Krzyzewski didn't make the NCAA tournament in five seasons as the head coach at Army, nor in his first four at Duke. It took him another three years to reach his first Final Four and four more appearances after that to win it all. Yet for all the ways to measure his success, maybe none provided more satisfaction than this.

Considering how many times the Final Four coincides with Easter, Krzyzewski used to scramble to arrange egg hunts for his three daughters. This time around, he's doing the same for seven grandchildren.

"That was a neat thing. Our players got to see Rem," Krzyzewski said, referring to his sixth grandchild, "in his bunny outfit."

Asked whether he'd had time to reflect on his improbably quick rise, Stevens told a similarly sweet story about returning to his hotel room soon after the Bulldogs beat Michigan State to book their place in the final.

"I've been told by everybody in coaching that, you know, you need to take 15 minutes and slow down and recognize what's going on," he began. "When I did go back to my hotel room last night, my wife ... was just kind of staring at the wall. The she stared at me like, 'You guys are playing for the national championship.'

"I said, 'Yeah, but we're playing Duke."'

If nothing else, the punchline reveals that Stevens, unlike Krzyzewski, is still focused more on the destination than the journey.

Yet they have plenty in common. Both recruit smart, versatile players - and like jujitsu masters, they often attack opponents by identifying their greatest strength and then turning that against them.

Stevens does it primarily with defense, crunching numbers to decide which defensive sets are likely to yield the best results. Earlier this year, after one of the toughest scheduling stretches any team in the country endured, his team came back from winter break with an 8-4 record and found a note taped to their lockers.

It read: "Need two more stops a game to go from a 46 percent field goal percentage defense to 40 percent field goal percentage defense."

"When you look at it that way," Stevens recalled, "it sounds doable."

Doable?

The Bulldogs have won 25 straight games.

"They've scored five times as many points off of turnovers as anybody in the tournament. Last night," Krzyzewski said, referring to Butler's win over Michigan State, "40 percent of their offense was off turnovers. And it's done because of good hands and good help.

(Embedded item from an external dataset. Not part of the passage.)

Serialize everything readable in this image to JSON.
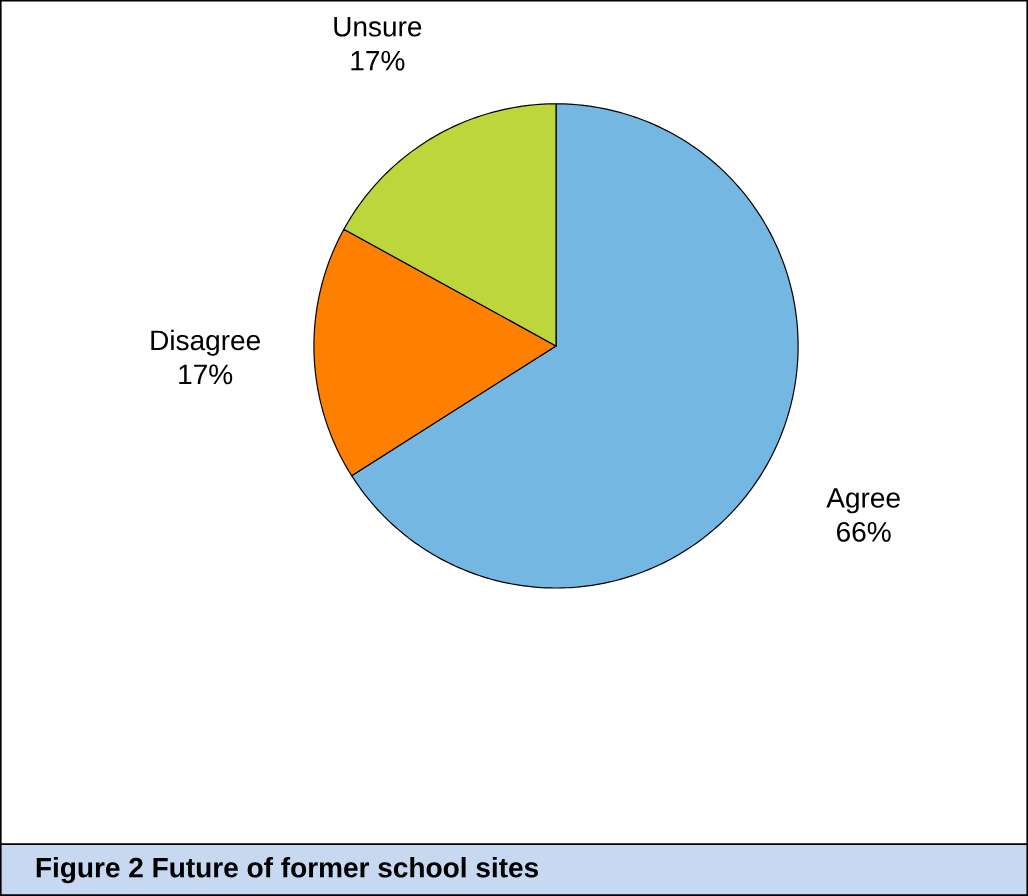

"It's outstanding defense," he added, "just outstanding defense."

In order to get those turnovers against Duke, the Bulldogs will have to break down the Blue Devils' guards. Yet great guard play has been the bedrock of Duke's success during the Krzyzewski era - hardly surprising since Coach K played point guard for Bob Knight when his mentor was the head coach at Army.

"I didn't always appreciate the lessons I was learning from him while he was teaching them," Krzyzewski said. "But I think I became a lot tougher. I certainly understood the game a lot better."

For all their differences, the admiration both coaches still have for Knight is revealing.

"I've never really had an awe factor looking down the sidelines because I thought it was really important to just try to be good for my team," Stevens said.

"But you do think about it. When we played Coach Knight (already at Texas Tech by that time), that was really meaningful to me, not because of me coaching against him, but because I grew up watching him. ... That was the biggest deal for me.

"But I have a great deal of respect for a lot of coaches at a lot of different levels. Certainly," Stevens said, with a nod to Krzyzewski, "we're aware we're playing if not the best, one of the best."